Beat Schillig is enthusiastic about this trend. “You learn significantly more than through an MBA, and it is more fun at that,” says Schillig, managing director of Venture Kick. It is no surprise that he shows so much enthusiasm. Since 2007, his organization has financially supported 309 promising business ideas, including ElectricFeel.

“The clear benefit of a startup is that you can work on something as your own boss,” says Alan Frei, director of the Start-Up Center at the University of Zurich. However, investing time and energy also carries with it a certain financial risk. Frei explains that only 1 in 10 startups manage to truly succeed in the market. The others eventually go broke. And often it is an all-in risk that entrepreneurs take in this gamble.

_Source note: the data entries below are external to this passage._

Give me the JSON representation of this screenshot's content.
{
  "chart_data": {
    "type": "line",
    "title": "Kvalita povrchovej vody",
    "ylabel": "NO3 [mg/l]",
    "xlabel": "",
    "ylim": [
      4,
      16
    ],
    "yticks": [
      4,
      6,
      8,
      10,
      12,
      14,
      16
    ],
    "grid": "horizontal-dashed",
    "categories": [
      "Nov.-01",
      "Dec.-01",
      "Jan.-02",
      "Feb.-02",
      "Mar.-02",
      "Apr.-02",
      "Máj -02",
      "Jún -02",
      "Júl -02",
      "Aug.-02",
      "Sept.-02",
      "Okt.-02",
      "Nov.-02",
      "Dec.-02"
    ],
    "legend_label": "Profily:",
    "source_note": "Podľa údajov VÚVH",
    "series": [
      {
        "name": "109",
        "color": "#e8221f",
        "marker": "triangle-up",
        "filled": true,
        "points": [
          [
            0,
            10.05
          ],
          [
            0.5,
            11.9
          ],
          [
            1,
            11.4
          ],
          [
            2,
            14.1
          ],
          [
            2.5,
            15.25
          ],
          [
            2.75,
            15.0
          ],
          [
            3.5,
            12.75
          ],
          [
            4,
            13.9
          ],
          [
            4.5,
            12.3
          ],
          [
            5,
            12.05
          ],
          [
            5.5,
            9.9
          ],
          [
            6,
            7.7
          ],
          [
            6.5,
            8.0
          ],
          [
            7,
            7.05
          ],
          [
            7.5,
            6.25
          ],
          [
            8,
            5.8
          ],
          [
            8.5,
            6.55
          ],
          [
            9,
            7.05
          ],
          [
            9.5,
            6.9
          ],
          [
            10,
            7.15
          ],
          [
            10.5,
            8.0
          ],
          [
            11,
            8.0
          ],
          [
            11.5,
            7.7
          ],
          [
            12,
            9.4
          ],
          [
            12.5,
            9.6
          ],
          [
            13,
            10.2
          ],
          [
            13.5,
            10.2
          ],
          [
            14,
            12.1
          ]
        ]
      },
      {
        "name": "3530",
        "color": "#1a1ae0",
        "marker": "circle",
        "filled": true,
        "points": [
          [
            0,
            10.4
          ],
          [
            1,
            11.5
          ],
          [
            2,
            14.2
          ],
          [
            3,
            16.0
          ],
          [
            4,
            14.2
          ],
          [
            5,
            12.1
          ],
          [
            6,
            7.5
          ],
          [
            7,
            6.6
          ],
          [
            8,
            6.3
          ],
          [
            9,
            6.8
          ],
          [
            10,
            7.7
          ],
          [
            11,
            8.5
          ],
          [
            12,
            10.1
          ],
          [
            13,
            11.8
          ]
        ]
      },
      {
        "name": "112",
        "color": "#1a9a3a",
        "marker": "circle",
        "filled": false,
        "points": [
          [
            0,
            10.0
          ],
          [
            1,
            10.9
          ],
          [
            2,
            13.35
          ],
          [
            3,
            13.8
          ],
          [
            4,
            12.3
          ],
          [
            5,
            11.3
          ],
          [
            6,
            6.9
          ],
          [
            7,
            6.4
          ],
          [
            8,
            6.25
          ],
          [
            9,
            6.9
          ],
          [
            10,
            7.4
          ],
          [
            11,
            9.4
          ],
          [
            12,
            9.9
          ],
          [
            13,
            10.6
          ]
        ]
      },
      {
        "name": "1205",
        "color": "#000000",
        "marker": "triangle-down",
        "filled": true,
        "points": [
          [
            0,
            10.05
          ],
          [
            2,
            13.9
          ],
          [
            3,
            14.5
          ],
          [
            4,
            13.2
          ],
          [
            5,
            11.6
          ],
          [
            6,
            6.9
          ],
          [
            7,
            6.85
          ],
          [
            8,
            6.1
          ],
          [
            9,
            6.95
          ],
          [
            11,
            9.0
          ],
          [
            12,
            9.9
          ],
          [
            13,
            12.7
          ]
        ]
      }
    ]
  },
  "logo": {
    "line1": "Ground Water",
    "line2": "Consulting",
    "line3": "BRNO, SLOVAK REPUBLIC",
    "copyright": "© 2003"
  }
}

It’s a risk that people like Konrad Graber are trying to minimize. Graber is a Council of States representative for the Christian Democratic People’s Party from the Canton of Lucerne. He initiated a proposal to have more money from pension funds used to support startups, an initiative that is currently being discussed in the Federal Assembly’s Council of States.

“In Switzerland, we need to rethink the way we demand 100 percent security from companies,” Graber says. “We stigmatize failure, while at the same time entrepreneurs in the United States are working on the next idea.” With his proposal, Graber would like to see the Bundesrat, Switzerland’s Federal Council, create a market-led “Future Fund” to invest in future-oriented, innovation-promoting investments.

Praised as Europe’s “Most Innovative Country” by the European Union in 2014, Switzerland offers a wide range of support to young entrepreneurs. “There’s a good entrepreneurial culture and a strong interest in venture capital,” says Alexander Stoeckel, a partner in the venture capital company B-to-V. “If you have a good concept, there usually is capital available.”

And this support is not minimal. According to the latest Swiss Venture Capital Report, around 400 million Swiss francs were invested in 2013, half of which went to startups. Capital investments per capita are higher in Switzerland than in Germany. Startups do face challenges, however, when trying to secure greater financing rounds. “With greater investment needs, between 1 million and 3 million francs, say, there is indeed less capital available,” Stoeckel points out.

The startups at the Villa Rigi know these concerns only too well. Nonetheless, “I can’t imagine having a better job,” says ElectricFeel’s Meenen. The entrepreneurs will be pushing forward, whatever the odds.